To Connect Or Not To Connect, Is It Even An Option?

We live and work in a 24/7 connected world, with more people spending a growing portion of their day online.

According to the 2018 Global Digital reports from Hootsuite and We are Social, an incredible 4 billion more people worldwide are using the internet – this translates to an estimated half of the world’s population is now online and this represents an increase of 7 percent year on year. We are also spending more time on the internet, with the average now estimated at third of our day online – according to Global Web Index.
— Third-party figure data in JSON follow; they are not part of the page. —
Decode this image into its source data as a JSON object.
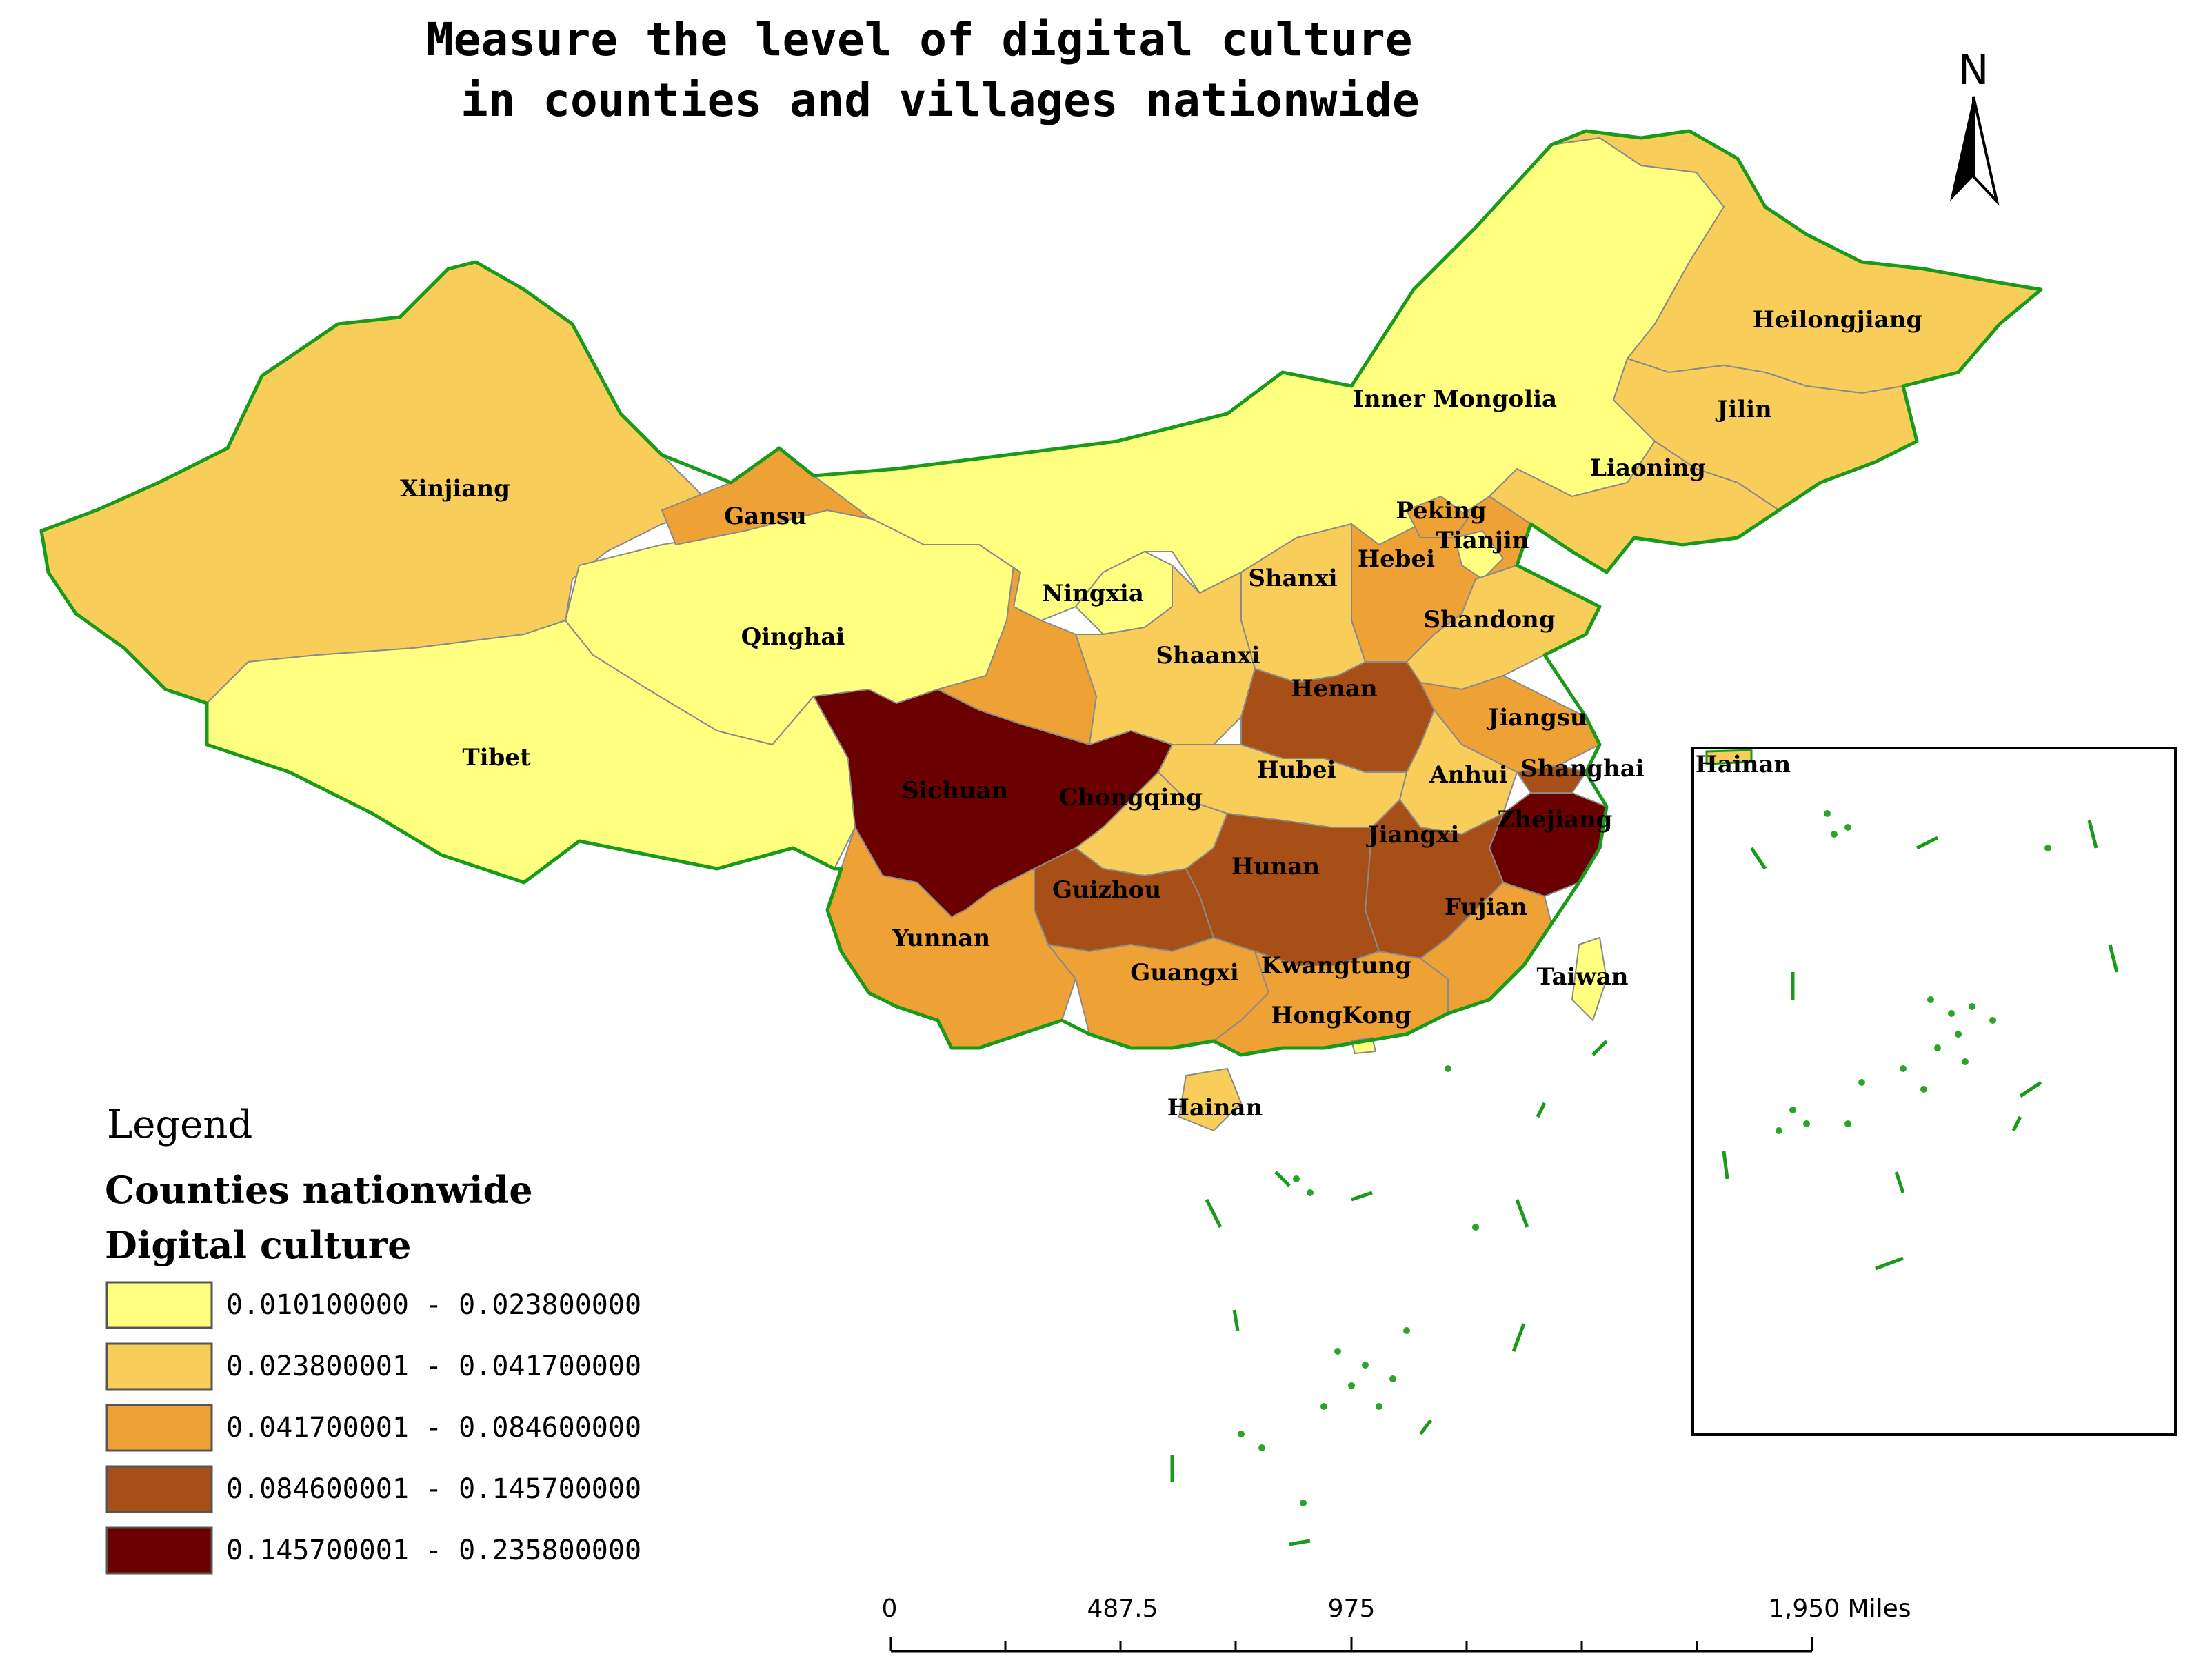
{
  "title": {
    "line1": "Measure the level of digital culture",
    "line2": "in counties and villages nationwide"
  },
  "north_arrow": {
    "label": "N"
  },
  "legend": {
    "heading": "Legend",
    "layer": "Counties nationwide",
    "field": "Digital culture",
    "classes": [
      {
        "range": "0.010100000 - 0.023800000",
        "color": "#ffff80"
      },
      {
        "range": "0.023800001 - 0.041700000",
        "color": "#f8cd5a"
      },
      {
        "range": "0.041700001 - 0.084600000",
        "color": "#eea236"
      },
      {
        "range": "0.084600001 - 0.145700000",
        "color": "#a74f16"
      },
      {
        "range": "0.145700001 - 0.235800000",
        "color": "#6b0000"
      }
    ]
  },
  "scale_bar": {
    "ticks": [
      "0",
      "487.5",
      "975",
      "1,950 Miles"
    ]
  },
  "inset": {
    "label": "Hainan"
  },
  "provinces": [
    {
      "name": "Xinjiang",
      "class": 1
    },
    {
      "name": "Tibet",
      "class": 0
    },
    {
      "name": "Qinghai",
      "class": 0
    },
    {
      "name": "Gansu",
      "class": 2
    },
    {
      "name": "Inner Mongolia",
      "class": 0
    },
    {
      "name": "Heilongjiang",
      "class": 1
    },
    {
      "name": "Jilin",
      "class": 1
    },
    {
      "name": "Liaoning",
      "class": 1
    },
    {
      "name": "Peking",
      "class": 2
    },
    {
      "name": "Tianjin",
      "class": 0
    },
    {
      "name": "Hebei",
      "class": 2
    },
    {
      "name": "Shanxi",
      "class": 1
    },
    {
      "name": "Ningxia",
      "class": 0
    },
    {
      "name": "Shaanxi",
      "class": 1
    },
    {
      "name": "Shandong",
      "class": 1
    },
    {
      "name": "Henan",
      "class": 3
    },
    {
      "name": "Jiangsu",
      "class": 2
    },
    {
      "name": "Shanghai",
      "class": 3
    },
    {
      "name": "Anhui",
      "class": 1
    },
    {
      "name": "Hubei",
      "class": 1
    },
    {
      "name": "Sichuan",
      "class": 4
    },
    {
      "name": "Chongqing",
      "class": 1
    },
    {
      "name": "Zhejiang",
      "class": 4
    },
    {
      "name": "Jiangxi",
      "class": 3
    },
    {
      "name": "Hunan",
      "class": 3
    },
    {
      "name": "Guizhou",
      "class": 3
    },
    {
      "name": "Yunnan",
      "class": 2
    },
    {
      "name": "Guangxi",
      "class": 2
    },
    {
      "name": "Kwangtung",
      "class": 2
    },
    {
      "name": "Fujian",
      "class": 2
    },
    {
      "name": "Taiwan",
      "class": 0
    },
    {
      "name": "HongKong",
      "class": 0
    },
    {
      "name": "Hainan",
      "class": 1
    }
  ]
}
Just imagine eight out of every 24 hours of the day, over two days a week or 104 days of the year.

What I found even more interesting here, is the behavior pattern, which directly links the time spent online with how long the individual has been using the internet for. A survey conducted by in 2017, found that GCC nationals who had used the internet for more than two years, spent a min of 21 hours per week online, and for those who had used it for more than 10 years, spent a minimum of 29 hours per week online.

What keeps us online and connected? At a consumer level there are multiple reasons but the desire to be up to speed with the latest developments, gossip and news around the world is one of the biggest drivers. We don’t like to not be in the loop. Also, the personal as well as professional need to communicate with people, businesses, and other networks across different geographies with no downtime keeps us ‘consuming content and eating up bandwidth’. The impact is that our world has changed thanks to the internet and it’s all about the ‘now’ now.
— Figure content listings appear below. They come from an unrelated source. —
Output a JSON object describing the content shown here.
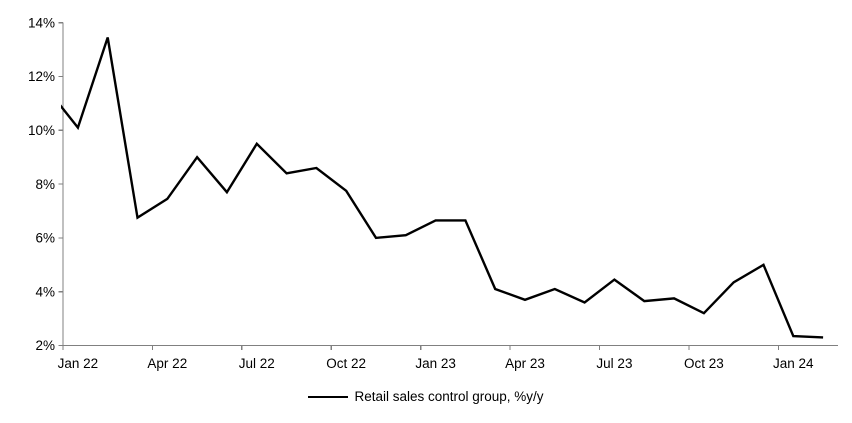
{
  "page": {
    "background": "#ffffff"
  },
  "chart_data": {
    "type": "line",
    "title": "",
    "grid": false,
    "colors": {
      "line": "#000000",
      "axis": "#808080",
      "text": "#000000",
      "background": "#ffffff"
    },
    "x_axis": {
      "tick_labels": [
        "Jan 22",
        "Apr 22",
        "Jul 22",
        "Oct 22",
        "Jan 23",
        "Apr 23",
        "Jul 23",
        "Oct 23",
        "Jan 24"
      ],
      "tick_interval_months": 3,
      "label_alignment": "centered-under-month"
    },
    "y_axis": {
      "min": 2,
      "max": 14,
      "step": 2,
      "unit": "%",
      "tick_labels": [
        "2%",
        "4%",
        "6%",
        "8%",
        "10%",
        "12%",
        "14%"
      ]
    },
    "legend": {
      "position": "bottom-center",
      "entries": [
        "Retail sales control group, %y/y"
      ]
    },
    "series": [
      {
        "name": "Retail sales control group, %y/y",
        "color": "#000000",
        "x": [
          "Dec 21",
          "Jan 22",
          "Feb 22",
          "Mar 22",
          "Apr 22",
          "May 22",
          "Jun 22",
          "Jul 22",
          "Aug 22",
          "Sep 22",
          "Oct 22",
          "Nov 22",
          "Dec 22",
          "Jan 23",
          "Feb 23",
          "Mar 23",
          "Apr 23",
          "May 23",
          "Jun 23",
          "Jul 23",
          "Aug 23",
          "Sep 23",
          "Oct 23",
          "Nov 23",
          "Dec 23",
          "Jan 24",
          "Feb 24"
        ],
        "values": [
          11.5,
          10.1,
          13.45,
          6.75,
          7.45,
          9.0,
          7.7,
          9.5,
          8.4,
          8.6,
          7.75,
          6.0,
          6.1,
          6.65,
          6.65,
          4.1,
          3.7,
          4.1,
          3.6,
          4.45,
          3.65,
          3.75,
          3.2,
          4.35,
          5.0,
          2.35,
          2.3
        ],
        "first_point_clipped_at_axis": true
      }
    ]
  }
}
Social media uptake is also on the rise, with more than 3 billion (increase of 13% year on year) people not wanting to be ‘left out’ around the world and using social media each month and surprise, surprise 90 percent of us doing this on our mobiles – we are a society on the move whether we are in Mali, Massachusetts or the Middle East we aren’t in one place very long. This accelerated adoption of the internet and social media platforms boils down to ease of access to the net and affordability of data plans and Apple & Samsung.

In the Middle East, WhatsApp use is huge, with majority of people in communities using it across the region – an incredible two thirds of the population. Whether it’s to chat to a friend in Dubai or your Mum in India or to get the latest updates about the school fete or the teachers birthday present there are large parts of every society using it.

Approximately 75 percent of internet users across the Middle East region use Wi-Fi or mobile data packages to connect, according to data from Global Web Index. It’s important to note here that use of Wi-Fi varies across different markets in the region, depending on infrastructure and Wi-Fi accessibility. UAE scores the highest with 97 percent of the population using Wi-Fi to go online, followed closely by 91 percent in Lebanon, 87 percent in Qatar and 81 percent in KSA.
Connectivity demands are only going to grow year-on-year with accelerated adoption of internet of things (IoT) worldwide, as well as greater use of tech and Wi-Fi to share critical data in a number of industries including healthcare, transport and retail. The sharing of content generally will increase exponentially, with video streaming on the rise and one of the main drivers of Internet traffic going into the future. The Middle East and Africa region is predicted to experience the biggest growth in internet traffic over the next five years.

Regional governments, operators are ahead of the curve and have already started investing heavily in infrastructures, with the GCC states among the first in the world to deploy commercial 5G networks. Operators such as Etisalat and Ooredoo are already conducting 5G trials. The ultimate objective being enhanced performance and increased capacity, providing users & businesses with state of the art IoT and communication services. In the UAE, mobile IoT networks have been successfully set up to connect sensors securely and ensure that critical state initiatives such as UAE’s Smart Dubai are a success by providing uninterrupted, secure, scalable connectivity in a heavily congested urban environment.

Another huge collaboration worthy of a mention, is Saudi Arabia’s Public Investment Fund, joining with Softbank, and other investors including Apple, Qualcomm and Abu Dhabi based Mubadala to launch an incredible USD 93 billion global technology investment fund aimed at AI, Robotics and VR. So many exciting initiatives to write about and will keep you updated in my upcoming writings.

Technology is the future and the Middle East region is very much on the forefront of this with exciting announcements being made on a regular basis, securing investments and collaborations with leading multinational tech brands to build a future ready economy and, truly advanced connected communities.